Apart from the long-term growth story, there are two specific things in India’s favour. One, the tremendous entrepreneurial streak in people; and two, the middle-class mentality of wanting your children to do better than you.
We try our last card. Isn’t he disappointed with HUL’s food play in India? But Manwani is unstoppable: “We are the largest player in beverages. Ice cream is one of our fastest-growing categories, etc etc.” Just when we thought it’s a re-run of the optimism story, came the reality check, as Manwani says: “You are right. Given the opportunity, we haven’t yet started in India considering that half of Unilever’s global turnover comes from foods.”
Part of the reason, he says, is the demographic, socio-economic and infrastructural (lack of cold chains, for example) factors. “Forget the US and the UK, India’s consumption in many categories is not even one-tenth of the rest of Asia. In packaged foods, the brand equities of Knorr and Kissan, for example, are Olympian, but the size of the market here is still small. But I am confident they will live up to the potential a few years later,” he says.
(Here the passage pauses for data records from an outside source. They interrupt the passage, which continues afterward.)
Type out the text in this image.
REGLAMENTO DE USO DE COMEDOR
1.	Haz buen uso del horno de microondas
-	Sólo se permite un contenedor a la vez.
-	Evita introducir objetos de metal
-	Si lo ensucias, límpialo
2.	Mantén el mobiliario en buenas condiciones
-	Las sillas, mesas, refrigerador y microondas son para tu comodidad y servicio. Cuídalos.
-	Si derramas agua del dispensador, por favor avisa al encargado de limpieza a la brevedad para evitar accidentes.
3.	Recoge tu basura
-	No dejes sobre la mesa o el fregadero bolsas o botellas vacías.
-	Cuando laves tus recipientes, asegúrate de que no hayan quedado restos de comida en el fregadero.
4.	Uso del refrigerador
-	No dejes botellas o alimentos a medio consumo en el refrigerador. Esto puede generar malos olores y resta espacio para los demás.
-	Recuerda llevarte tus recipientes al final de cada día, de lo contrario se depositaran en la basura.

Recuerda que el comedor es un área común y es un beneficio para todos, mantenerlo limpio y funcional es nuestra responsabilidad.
That optimism is the reason he thinks the share of emerging markets in Unilever’s turnover will increase to 70 per cent from 55 per cent now. “Look at the white spaces in our India map. In nine out of 11 categories, we still haven’t played out our products across categories,” Manwani says.
As we wind up, Manwani says he strongly believes in two things: first, leadership is all about having the right people around you and respecting them. That’s why the attrition rate in HUL’s management positions is just six per cent compared to at least 10-12 per cent in the industry. And second, “there will be rivals who are always doing something smart, but all of us at Unilever know we will have to keep doing things smarter. That’s what we are paid for”. That’s another quotable quote for you.